Symptoms of Kidney Disease in Dogs

Source: PetWave, Updated on July 16, 2015
Kidney Disease

How Kidney Disease Affects Dogs

Kidney disease is fairly common in domestic dogs, particularly as they advance in age. While a number of things can contribute to kidney disease, the symptoms tend to be nonspecific. Early diagnosis and intervention may help curb progressive kidney damage in acute cases. However, especially in chronic cases, one or both kidneys usually are severely and irreparably damaged by the time observable signs appear.
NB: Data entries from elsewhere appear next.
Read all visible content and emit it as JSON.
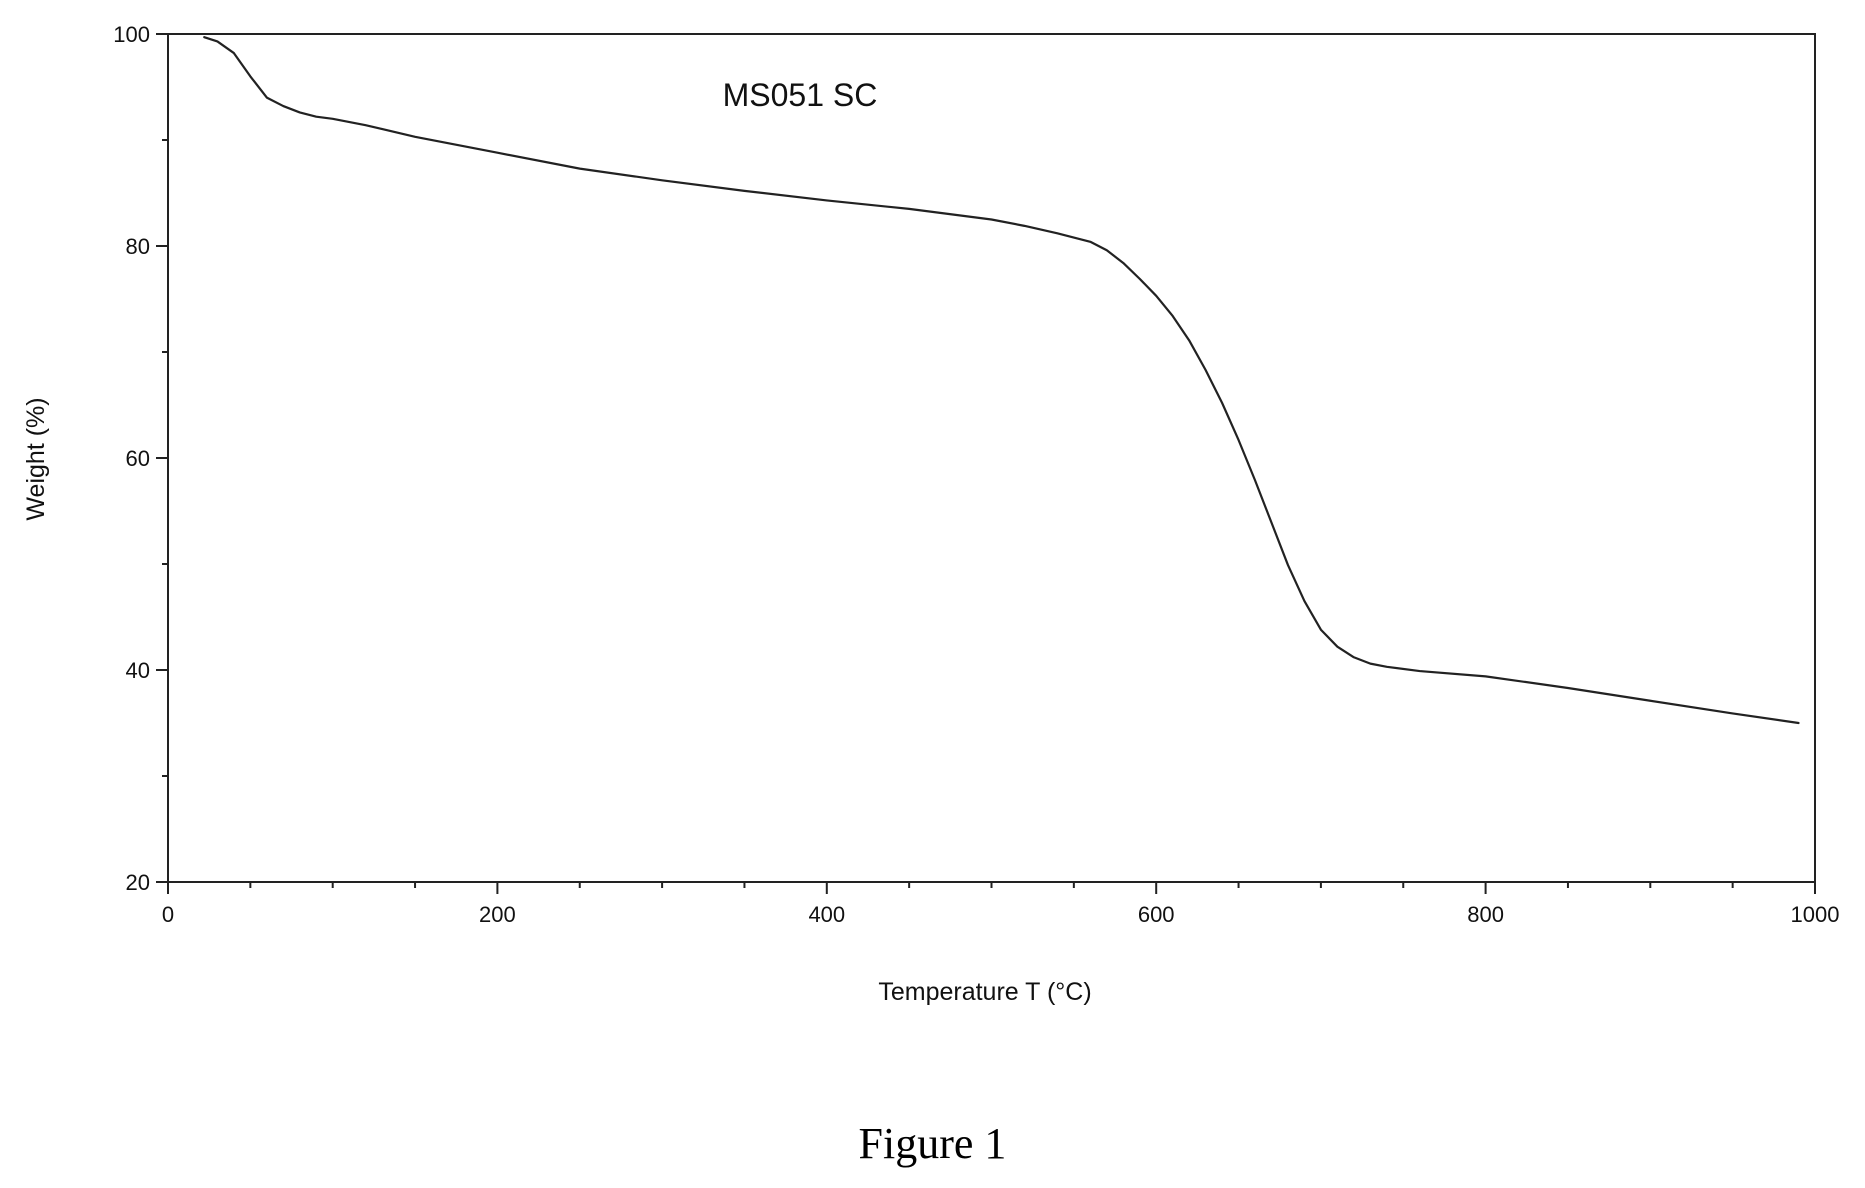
{
  "caption": "Figure 1",
  "chart_data": {
    "type": "line",
    "title": "",
    "annotation": "MS051 SC",
    "xlabel": "Temperature T (°C)",
    "ylabel": "Weight (%)",
    "xlim": [
      0,
      1000
    ],
    "ylim": [
      20,
      100
    ],
    "xticks": [
      0,
      200,
      400,
      600,
      800,
      1000
    ],
    "yticks": [
      20,
      40,
      60,
      80,
      100
    ],
    "x_minor_step": 50,
    "y_minor_step": 10,
    "grid": false,
    "legend": "none",
    "line_color": "#222222",
    "series": [
      {
        "x": [
          22,
          30,
          40,
          50,
          60,
          70,
          80,
          90,
          100,
          120,
          150,
          200,
          250,
          300,
          350,
          400,
          450,
          500,
          520,
          540,
          560,
          570,
          580,
          590,
          600,
          610,
          620,
          630,
          640,
          650,
          660,
          670,
          680,
          690,
          700,
          710,
          720,
          730,
          740,
          760,
          800,
          850,
          900,
          950,
          990
        ],
        "y": [
          99.7,
          99.3,
          98.2,
          96.0,
          94.0,
          93.2,
          92.6,
          92.2,
          92.0,
          91.4,
          90.3,
          88.8,
          87.3,
          86.2,
          85.2,
          84.3,
          83.5,
          82.5,
          81.9,
          81.2,
          80.4,
          79.6,
          78.4,
          76.9,
          75.3,
          73.4,
          71.1,
          68.3,
          65.2,
          61.7,
          57.9,
          53.9,
          49.9,
          46.5,
          43.8,
          42.2,
          41.2,
          40.6,
          40.3,
          39.9,
          39.4,
          38.3,
          37.1,
          35.9,
          35.0
        ]
      }
    ]
  }
}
Symptoms of Canine Kidney Disease

The symptoms of kidney disease result from the body’s attempt to compensate for the kidneys’ diminishing ability to flush toxins out of circulation. Ultimately, with chronic disease, those attempts are unsuccessful. The symptoms of kidney disease include:

  • Increased thirst and water consumption (polydipsia; often dramatic)
  • Increased urine output (polyuria; often dramatic)
  • Inappropriate urination (in the house, car, elsewhere; “housetraining accidents”)
  • Loss of appetite (anorexia; inappetence)
  • Weight loss
  • Vomiting
  • Diarrhea
  • Dehydration
  • Lethargy
  • Disinterest in normal activities (apathy)
  • Weakness
  • Bad breath (halitosis; ammonia-like smell)
  • Oral ulceration
  • Tooth discoloration
  • Brownish discoloration of the tongue
  • Loose teeth (“rubber jaw”)
  • Abdominal discomfort and pain
  • Swollen extremities (edema; ascites; fluid build-up)
  • Pot-bellied appearance of the abdomen (edema; ascites; fluid build-up)
  • Seizures
  • Bleeding disorders (gastrointestinal hemorrhage; poor blood coagulation/clotting)
  • Poor hair coat and skin condition (dry; flaky)
  • Depression
  • Reluctance to exercise
  • Pale gums (mucous membrane pallor; usually mild)
  • Uncontrolled shivering
  • Muscle wasting (atrophy)
  • Altered states of consciousness (disorientation; confusion)
  • Collapse
  • Coma
  • Death

As the kidneys deteriorate, the urine becomes less concentrated and lighter in color. Dogs with end-stage kidney failure develop high blood pressure, stop eating, make few if any attempts to urinate and produce little or no urine. They ultimately collapse, go into a coma and die. Unfortunately, owners usually cannot detect chronic kidney disease until the damage has become irreversible.

Dogs at Increased Risk

Kidney disease becomes more common with advancing age. Dogs that have suffered previous episodes of acute renal disease have an increased chance of developing chronic kidney disorders. Certain breeds are reported to have a hereditary or familial predisposition to developing kidney disease, including the Alaskan Malamute, Basenji, Beagle, Bedlington Terrier, Bernese Mountain Dog, Bull Terrier, Cairn Terrier, Chow Chow, Cocker Spaniel, Doberman Pinscher, Golden Retriever, Keeshond, Labrador Retriever, Lhasa Apso, Miniature Schnauzer, Newfoundland, Norwegian Elkhound, Pembroke Welsh Corgi, Rottweiler, Samoyed, Shar-Pei, Shih Tzu, Soft-Coated Wheaten Terrier and Standard Poodle.